Professor Venetis, fertility specialist and Director of Clinical Research at IVFAustralia, part of Virtus Health, is presenting at the 2021 Scientific Congress of the American Society for Reproductive Medicine (ASRM), the second largest scientific society globally in reproductive medicine.

At this virtual event, Professor Venetis summarises over a decade worth of research on how to optimize reproductive outcomes with fresh and frozen embryo transfers. He addresses the latest evidence on the role of progesterone to guide fresh or frozen embryo transfers, aiming to help an interprofessional audience including GPs and researchers, to better understand how to improve the outcomes of their patients.

Professor Venetis discusses artificial endometrium preparation: how to prepare the lining in a frozen-embryo transfer cycle and how to interpret the values of progesterone to achieve the best obstetric outcome and optimise the IVF cycle.

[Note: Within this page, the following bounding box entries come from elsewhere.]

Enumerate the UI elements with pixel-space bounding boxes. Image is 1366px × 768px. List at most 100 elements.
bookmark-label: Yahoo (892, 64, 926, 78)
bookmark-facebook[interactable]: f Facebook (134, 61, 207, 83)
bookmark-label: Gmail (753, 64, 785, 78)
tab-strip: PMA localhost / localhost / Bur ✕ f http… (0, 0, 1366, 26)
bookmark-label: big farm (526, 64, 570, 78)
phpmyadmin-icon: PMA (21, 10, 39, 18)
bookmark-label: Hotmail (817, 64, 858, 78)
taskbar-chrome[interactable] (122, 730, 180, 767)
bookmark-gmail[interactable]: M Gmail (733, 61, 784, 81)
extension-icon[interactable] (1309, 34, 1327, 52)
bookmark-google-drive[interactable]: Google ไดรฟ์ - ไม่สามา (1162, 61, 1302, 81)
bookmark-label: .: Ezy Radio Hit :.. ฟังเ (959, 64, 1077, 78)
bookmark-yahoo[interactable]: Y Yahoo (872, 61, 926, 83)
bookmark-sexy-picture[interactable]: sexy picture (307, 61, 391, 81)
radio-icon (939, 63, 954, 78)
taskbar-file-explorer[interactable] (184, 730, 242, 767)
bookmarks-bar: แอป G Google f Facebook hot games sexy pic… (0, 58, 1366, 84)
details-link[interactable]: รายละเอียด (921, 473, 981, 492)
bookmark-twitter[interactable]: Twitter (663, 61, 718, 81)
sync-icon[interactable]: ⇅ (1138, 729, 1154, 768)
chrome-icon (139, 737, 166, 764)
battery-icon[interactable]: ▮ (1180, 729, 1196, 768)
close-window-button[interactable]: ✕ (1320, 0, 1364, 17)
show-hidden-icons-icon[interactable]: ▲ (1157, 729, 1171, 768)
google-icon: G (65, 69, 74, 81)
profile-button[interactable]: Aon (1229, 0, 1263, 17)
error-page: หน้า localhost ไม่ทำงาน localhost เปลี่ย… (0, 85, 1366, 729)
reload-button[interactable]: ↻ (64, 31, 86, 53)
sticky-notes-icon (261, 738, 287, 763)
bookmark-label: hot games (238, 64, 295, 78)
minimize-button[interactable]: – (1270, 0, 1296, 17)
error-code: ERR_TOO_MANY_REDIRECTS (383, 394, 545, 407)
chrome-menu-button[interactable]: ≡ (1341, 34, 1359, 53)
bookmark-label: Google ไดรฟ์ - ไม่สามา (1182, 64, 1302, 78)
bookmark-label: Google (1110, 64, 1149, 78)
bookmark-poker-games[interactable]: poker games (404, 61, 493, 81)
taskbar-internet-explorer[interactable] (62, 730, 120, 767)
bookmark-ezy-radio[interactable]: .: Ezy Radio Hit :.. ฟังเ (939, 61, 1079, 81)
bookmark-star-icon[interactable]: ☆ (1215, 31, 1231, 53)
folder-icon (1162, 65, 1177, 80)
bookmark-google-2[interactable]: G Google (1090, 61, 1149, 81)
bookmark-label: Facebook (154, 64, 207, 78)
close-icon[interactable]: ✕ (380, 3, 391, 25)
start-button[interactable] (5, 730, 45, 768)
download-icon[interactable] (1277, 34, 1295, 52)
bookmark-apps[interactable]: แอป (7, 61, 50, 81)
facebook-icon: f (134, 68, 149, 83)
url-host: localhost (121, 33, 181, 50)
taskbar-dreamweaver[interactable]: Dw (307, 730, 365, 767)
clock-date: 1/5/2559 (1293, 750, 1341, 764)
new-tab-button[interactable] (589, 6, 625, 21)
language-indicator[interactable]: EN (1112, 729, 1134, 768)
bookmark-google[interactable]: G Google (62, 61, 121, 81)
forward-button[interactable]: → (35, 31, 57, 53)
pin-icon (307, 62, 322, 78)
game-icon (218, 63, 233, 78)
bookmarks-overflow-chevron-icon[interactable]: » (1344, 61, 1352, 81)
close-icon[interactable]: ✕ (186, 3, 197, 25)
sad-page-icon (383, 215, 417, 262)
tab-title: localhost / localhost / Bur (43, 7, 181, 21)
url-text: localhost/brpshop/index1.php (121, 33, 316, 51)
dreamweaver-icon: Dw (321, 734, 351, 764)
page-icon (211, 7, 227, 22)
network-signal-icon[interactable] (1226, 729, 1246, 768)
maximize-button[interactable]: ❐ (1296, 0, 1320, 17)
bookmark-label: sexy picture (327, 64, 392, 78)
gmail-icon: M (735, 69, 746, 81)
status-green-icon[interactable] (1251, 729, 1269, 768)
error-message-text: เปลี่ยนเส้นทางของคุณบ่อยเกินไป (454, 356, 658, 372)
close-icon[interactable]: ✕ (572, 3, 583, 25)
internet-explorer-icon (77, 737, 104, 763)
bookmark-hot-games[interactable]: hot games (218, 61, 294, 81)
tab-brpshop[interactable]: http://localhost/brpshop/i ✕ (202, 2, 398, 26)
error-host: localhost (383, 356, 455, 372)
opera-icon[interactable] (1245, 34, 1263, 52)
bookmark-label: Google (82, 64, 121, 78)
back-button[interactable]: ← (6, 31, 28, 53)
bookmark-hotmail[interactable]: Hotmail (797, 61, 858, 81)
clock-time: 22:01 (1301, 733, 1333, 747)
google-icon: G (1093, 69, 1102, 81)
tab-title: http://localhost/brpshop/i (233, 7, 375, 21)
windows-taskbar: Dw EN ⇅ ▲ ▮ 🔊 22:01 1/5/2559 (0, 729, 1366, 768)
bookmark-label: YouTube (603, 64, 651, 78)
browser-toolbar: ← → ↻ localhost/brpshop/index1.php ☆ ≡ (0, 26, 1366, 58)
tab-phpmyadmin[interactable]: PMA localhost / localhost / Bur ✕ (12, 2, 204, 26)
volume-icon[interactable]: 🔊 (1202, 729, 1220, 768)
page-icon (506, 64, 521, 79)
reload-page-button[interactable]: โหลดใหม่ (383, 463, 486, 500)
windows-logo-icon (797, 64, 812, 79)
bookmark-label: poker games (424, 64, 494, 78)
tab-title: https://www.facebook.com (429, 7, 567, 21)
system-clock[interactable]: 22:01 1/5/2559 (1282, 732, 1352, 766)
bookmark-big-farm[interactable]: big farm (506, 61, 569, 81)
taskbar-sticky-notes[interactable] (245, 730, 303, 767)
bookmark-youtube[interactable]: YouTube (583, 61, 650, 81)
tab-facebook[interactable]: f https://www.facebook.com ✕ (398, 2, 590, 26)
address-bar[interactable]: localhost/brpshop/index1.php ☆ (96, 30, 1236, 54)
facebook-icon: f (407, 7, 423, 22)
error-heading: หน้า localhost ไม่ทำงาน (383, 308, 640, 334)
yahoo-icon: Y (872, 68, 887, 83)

“There is new evidence identifying the importance of the protocol used to prepare the endometrium for the obstetric outcomes of the pregnancy. Particularly as research shows women having had an artificial preparation of their lining, have significantly higher chances of hypertension during pregnancy,” said Professor Venetis.

“Compelling evidence supports the use of progesterone as a biomarker of endometrial receptivity and this change has been implemented in most clinics world-wide. This, in turn, has led to an increase of the pregnancy rates per embryo transfer and has reduced the number of small for gestational age babies.

“Good maternity care is a multidisciplined approach and includes GPs overseeing the care for pregnant individuals after ART. GPs know the importance of identifying high risk pregnancies and are aware that an artificial preparation of the lining carries extra risks of gestational hypertension and pre-eclampsia. Increased monitoring or interventions can apply for high-risk pregnancies to reduce the risk to the pregnant woman and their baby,” said Professor Venetis.

The two pre-recorded lectures, part of a postgraduate course, will be available for ASRM members to watch on-demand from 21 October to 31 December 2021.

Professor Venetis said continuous new developments in the optimisation and personalisation of fresh and frozen embryo transfers are helping fertility patients have babies in the safest and most efficient way.